One advantage I see is that it may make it a bit easier to deal with priors that include a point mass on zero, but I'm wondering if there are other advantages that lead you to be more enthusiastic about this approach? :)

Jeff Rouder said...

Hi Matt, Thanks for writing and kind words.

I must admit, I am partial to the point null. I like it because it has solid theoretical meaning---it denotes an invariance. I think certain invariances, even if they do not hold exactly, are exceedingly useful. For example, the Earth doesn't follow an ellipse around the sun exactly as its orbit is perturbed ever so slightly by the moon. Yet, the Kepler Laws are a monumental achievement.

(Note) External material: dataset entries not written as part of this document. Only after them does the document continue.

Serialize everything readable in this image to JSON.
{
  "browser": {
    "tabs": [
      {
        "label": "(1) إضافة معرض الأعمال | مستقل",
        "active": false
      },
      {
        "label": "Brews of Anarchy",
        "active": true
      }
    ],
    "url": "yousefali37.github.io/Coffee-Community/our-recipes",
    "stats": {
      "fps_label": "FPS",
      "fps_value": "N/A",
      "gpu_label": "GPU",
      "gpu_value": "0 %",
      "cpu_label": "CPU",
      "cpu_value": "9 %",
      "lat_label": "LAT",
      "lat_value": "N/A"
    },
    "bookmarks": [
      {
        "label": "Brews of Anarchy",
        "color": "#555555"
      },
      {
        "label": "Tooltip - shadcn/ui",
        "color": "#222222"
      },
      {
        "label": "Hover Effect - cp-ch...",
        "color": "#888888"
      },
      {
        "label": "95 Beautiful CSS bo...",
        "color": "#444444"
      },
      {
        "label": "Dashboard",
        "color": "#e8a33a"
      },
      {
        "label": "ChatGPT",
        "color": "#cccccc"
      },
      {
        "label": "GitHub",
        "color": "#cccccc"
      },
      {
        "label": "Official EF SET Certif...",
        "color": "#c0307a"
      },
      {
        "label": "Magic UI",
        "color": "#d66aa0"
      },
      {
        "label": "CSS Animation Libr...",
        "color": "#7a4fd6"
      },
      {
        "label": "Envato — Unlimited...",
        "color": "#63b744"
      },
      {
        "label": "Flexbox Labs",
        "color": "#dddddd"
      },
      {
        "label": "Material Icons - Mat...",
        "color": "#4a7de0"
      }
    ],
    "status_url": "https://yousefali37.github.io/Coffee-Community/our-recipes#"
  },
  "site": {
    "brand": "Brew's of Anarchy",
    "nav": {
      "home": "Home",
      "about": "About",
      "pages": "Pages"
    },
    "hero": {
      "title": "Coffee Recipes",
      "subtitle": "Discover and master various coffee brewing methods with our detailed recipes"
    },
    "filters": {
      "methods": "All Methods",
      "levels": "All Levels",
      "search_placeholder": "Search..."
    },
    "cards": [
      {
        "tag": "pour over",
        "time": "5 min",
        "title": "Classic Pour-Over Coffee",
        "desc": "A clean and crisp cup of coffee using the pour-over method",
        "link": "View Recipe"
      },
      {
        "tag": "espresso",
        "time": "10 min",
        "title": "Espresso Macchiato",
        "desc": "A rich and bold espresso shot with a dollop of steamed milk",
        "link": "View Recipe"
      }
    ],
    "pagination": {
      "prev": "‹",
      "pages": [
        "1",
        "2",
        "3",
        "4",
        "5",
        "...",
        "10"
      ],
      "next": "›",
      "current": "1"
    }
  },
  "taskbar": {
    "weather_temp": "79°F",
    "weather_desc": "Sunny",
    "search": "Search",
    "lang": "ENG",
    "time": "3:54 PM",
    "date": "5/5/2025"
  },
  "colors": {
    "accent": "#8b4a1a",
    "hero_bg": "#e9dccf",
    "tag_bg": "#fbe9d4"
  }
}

Also, I can appreciate an emphasis on posterior odds. I prefer to report BFs and let people multiply them by whatever prior odds they wish. The BFs are the evidence from the data, or how beliefs should be updated in light of data. If I wish to provide additional guidance, I will suggest prior odds, but by reporting BFs I leave the reader free to interpret the evidence as they wish. I am not wed to making decisions for myself or others; doing so to me is akin to asking how bananas is a lot of bananas. Why make a decision when we can just report the number of bananas at hand.

There is no real difference between BF and estimation; I view them as united. Consider a spike-and-slab model on effect size with mass on zero and density over a continuum. There are three prior settings: the prior mass on zero (the spike), and the prior center and dispersion of the slab. The spike-and-slab form is conjugate, so the posterior is also a spike-and-slab with updated values of the mass of the point, and the center and dispersion of the slab. So this posterior is estimate. The ratio of posterior spike mass to prior spike mass is also the Bayes factor.

I'll write a post about it one day.